The National Institute for Health and Care Excellence stated Friday that it issued further draft guidance recommending Gilead Sciences' Sovaldi (sofosbuvir) as a treatment option for certain patients chronically infected with hepatitis C virus (HCV). The agency, which in June requested additional efficacy data from Gilead, supported the cost-effectiveness of the therapy after the company agreed to offer the drug at a price of about 35 000 pounds ($58 000) for a 12-week course of treatment, representing a discount of about 30 percent to its US price. The regulator is expected to issue final guidance in September.
In its guidance, NICE recommended Sovaldi in combination with peginterferon alfa plus ribavirin for adults with HCV genotype 1, as well as those with HCV genotype 3 if they also have cirrhosis, or if they do not have cirrhosis, but previously received HCV treatment. Meanwhile, the agency also backed Sovaldi in combination with ribavirin alone for adults with HCV genotype 2 if they were previously treated for chronichepatitis C, or for those who had not received prior treatment and were unsuitable for interferon therapy. Sovaldi is also recommended for adults infected with genotype 3 HCV only if they also have cirrhosis.
Carole Longson, director of NICE's Centre for Health Technology Evaluation, said "new treatments, like [Sovaldi], can shorten the duration of interferon-based therapy and in some cases do not need to be taken with interferon at all. This could potentially encourage more people to seek treatment." The regulator estimated that 160 000 people in England are chronically infected with HCV, with more than half of patients unaware of their infection.
Commenting on the news, Gilead stated that although the decision will provide access to Sovaldi to most patients with hepatitis C, an "unmet need still exists" for patients infected with HCV genotypes that were not supported for reimbursement, including subtypes 4, 5 and 6, as well as subtype 1 in the case of Sovaldi plus ribavirin alone.
Gilead has received criticism for the price of Sovaldi, which was approved in the US in December last year and in Europe in January. Members of the US Senate Finance Committee recently asked the company to provide details on how the drug's price was determined, as have members of US House Energy & Commerce Committee. In addition, pharmacy benefit manager Express Scripts suggested it would recommend that its clients use other therapies once they become available because of Sovaldi's "unsustainable" price. Gilead reported that the drug amassed $3.5 billion in second-quarter revenue.

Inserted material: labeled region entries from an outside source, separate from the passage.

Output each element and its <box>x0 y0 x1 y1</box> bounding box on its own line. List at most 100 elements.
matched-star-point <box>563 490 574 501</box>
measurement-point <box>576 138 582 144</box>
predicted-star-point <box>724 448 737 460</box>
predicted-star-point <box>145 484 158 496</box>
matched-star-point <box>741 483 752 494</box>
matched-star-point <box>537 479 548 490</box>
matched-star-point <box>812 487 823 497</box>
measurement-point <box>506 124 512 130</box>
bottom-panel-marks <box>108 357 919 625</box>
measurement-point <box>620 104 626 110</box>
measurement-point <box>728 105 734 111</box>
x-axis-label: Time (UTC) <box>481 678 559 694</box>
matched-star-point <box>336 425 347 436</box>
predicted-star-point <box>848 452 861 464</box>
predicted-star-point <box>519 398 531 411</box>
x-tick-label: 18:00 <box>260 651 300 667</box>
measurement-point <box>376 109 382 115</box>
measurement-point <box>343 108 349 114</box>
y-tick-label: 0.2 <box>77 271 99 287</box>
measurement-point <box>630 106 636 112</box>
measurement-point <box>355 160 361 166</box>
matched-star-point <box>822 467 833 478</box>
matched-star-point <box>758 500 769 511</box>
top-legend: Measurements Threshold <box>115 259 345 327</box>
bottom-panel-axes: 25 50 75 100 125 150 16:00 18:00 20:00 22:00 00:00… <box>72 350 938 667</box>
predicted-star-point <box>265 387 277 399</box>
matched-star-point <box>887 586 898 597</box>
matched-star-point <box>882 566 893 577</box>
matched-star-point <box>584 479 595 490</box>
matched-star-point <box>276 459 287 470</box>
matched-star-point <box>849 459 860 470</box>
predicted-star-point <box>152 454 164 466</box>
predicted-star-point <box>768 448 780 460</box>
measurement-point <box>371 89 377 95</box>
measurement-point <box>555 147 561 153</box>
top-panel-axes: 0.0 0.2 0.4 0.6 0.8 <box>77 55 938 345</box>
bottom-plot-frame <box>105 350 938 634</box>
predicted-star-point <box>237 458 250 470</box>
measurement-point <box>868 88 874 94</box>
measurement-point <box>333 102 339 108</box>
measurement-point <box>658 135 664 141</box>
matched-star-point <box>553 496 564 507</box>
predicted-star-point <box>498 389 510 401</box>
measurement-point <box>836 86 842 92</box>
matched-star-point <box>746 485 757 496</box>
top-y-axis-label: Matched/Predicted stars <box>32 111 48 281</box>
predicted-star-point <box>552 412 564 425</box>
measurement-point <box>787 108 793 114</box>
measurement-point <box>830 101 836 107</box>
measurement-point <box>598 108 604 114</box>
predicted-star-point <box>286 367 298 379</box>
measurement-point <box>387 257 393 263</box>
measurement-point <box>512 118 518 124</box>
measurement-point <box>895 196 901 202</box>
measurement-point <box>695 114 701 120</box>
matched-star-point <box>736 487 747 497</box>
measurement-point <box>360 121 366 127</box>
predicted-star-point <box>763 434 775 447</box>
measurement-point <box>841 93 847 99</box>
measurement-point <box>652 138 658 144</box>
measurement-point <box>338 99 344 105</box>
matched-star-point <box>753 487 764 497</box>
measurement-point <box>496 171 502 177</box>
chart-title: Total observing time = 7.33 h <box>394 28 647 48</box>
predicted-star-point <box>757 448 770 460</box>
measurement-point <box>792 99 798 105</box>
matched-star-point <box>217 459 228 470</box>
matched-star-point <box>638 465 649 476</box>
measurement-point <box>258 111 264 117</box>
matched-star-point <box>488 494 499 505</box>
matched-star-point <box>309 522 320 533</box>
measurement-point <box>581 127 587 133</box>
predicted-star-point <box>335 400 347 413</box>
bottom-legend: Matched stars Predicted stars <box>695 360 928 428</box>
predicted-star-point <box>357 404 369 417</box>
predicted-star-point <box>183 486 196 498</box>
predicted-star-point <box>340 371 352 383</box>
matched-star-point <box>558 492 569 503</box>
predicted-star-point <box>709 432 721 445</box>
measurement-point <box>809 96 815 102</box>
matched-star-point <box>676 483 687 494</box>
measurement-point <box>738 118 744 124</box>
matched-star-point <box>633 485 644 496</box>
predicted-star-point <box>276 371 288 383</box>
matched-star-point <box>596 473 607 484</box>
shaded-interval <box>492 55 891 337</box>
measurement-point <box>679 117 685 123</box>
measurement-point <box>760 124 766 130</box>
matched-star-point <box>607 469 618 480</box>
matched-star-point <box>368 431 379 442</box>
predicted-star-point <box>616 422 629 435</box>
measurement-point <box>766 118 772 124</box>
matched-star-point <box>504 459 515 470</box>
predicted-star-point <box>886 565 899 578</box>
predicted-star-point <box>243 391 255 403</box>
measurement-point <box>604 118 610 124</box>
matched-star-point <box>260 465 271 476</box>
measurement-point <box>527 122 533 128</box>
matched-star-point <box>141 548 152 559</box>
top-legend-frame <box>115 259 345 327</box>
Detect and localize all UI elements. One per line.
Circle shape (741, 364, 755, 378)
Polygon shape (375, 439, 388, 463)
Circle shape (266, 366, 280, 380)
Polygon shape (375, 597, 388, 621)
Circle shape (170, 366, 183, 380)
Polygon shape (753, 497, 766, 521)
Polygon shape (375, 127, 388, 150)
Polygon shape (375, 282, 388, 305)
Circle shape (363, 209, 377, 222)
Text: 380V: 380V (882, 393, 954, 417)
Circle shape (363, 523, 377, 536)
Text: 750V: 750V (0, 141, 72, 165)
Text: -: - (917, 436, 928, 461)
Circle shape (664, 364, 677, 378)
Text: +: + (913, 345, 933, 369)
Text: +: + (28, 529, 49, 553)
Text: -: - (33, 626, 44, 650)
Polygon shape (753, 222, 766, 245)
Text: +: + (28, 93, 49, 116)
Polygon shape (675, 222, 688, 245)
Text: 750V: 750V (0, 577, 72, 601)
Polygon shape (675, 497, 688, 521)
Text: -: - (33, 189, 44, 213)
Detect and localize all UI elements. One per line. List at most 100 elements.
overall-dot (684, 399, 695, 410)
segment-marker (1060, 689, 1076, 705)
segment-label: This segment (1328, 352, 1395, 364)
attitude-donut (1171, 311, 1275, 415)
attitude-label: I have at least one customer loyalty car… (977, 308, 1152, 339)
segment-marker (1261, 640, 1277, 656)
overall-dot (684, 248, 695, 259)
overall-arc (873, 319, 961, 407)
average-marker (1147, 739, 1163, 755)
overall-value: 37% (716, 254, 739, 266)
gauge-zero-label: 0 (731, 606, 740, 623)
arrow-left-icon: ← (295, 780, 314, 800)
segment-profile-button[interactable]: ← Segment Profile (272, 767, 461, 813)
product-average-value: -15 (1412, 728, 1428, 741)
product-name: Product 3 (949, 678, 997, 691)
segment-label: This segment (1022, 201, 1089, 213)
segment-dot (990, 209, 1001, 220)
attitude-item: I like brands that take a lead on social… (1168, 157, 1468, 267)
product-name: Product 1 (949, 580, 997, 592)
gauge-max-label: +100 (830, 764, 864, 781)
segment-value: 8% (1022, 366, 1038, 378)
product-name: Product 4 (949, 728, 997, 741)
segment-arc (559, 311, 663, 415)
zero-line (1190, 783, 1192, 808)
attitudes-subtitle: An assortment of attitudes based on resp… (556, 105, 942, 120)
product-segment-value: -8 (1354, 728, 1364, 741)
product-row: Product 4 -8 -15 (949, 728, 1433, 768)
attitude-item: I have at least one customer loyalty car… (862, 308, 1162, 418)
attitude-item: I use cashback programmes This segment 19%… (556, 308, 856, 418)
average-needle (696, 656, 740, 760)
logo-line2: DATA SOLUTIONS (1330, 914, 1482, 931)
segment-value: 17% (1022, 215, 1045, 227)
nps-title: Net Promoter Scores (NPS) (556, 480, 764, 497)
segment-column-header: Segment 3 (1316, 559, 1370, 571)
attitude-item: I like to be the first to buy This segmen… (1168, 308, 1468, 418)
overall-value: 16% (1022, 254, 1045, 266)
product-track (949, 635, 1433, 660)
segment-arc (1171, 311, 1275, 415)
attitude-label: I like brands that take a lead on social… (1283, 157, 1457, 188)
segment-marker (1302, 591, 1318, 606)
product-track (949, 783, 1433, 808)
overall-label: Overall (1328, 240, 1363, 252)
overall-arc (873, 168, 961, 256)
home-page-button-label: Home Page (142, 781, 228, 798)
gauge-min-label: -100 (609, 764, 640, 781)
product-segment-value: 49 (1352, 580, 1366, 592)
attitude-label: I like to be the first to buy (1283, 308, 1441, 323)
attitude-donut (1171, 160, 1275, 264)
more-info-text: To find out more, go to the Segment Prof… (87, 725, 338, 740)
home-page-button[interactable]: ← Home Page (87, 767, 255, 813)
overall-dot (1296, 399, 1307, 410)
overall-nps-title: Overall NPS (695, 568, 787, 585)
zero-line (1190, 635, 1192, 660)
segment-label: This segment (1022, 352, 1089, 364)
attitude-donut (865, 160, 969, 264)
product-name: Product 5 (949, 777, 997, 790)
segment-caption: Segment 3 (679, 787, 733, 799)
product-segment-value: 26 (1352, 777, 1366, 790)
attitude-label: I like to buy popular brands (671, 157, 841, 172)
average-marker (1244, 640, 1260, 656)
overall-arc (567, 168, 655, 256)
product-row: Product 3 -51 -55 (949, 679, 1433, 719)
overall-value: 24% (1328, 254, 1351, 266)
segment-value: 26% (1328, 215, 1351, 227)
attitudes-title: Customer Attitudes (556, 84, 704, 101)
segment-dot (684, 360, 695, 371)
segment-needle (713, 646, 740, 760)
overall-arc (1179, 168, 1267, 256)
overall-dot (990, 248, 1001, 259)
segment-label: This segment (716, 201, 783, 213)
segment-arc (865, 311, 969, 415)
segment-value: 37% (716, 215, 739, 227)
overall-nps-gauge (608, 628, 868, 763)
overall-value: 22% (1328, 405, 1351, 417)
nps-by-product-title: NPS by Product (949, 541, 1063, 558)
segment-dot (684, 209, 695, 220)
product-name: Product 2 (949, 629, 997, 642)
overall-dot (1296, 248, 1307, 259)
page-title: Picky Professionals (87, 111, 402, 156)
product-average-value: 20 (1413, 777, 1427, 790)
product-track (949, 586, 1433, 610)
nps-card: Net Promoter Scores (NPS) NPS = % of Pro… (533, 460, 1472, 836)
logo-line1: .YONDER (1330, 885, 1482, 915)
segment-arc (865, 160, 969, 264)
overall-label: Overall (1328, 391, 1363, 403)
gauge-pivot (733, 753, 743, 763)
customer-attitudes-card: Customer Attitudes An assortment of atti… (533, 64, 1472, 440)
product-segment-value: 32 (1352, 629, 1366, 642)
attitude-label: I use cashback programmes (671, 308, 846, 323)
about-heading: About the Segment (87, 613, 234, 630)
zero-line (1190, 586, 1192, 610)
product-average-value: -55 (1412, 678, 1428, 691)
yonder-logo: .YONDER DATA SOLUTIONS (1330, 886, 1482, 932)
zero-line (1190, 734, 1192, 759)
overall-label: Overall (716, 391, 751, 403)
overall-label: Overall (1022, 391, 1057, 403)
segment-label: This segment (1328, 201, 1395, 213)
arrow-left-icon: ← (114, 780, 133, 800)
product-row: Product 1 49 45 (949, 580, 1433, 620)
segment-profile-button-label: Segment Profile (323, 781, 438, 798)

For related analysis, see Physician Views Poll Results - France and Germany lead Sovaldi charge in Europe; little resistance for combination use with Olysio in France and Physician Views Poll Results: Gilead's all-oral hepatitis C combo launch poised to better Sovaldi US debut despite payer scrutiny. See also ViewPoints: Pricing debate unlikely to derail biotech's key growth catalyst Sovaldi.
Separately, Gilead Sciences disclosed Friday that a US arbitration panel determined that Roche failed to establish its claims of rights to the product.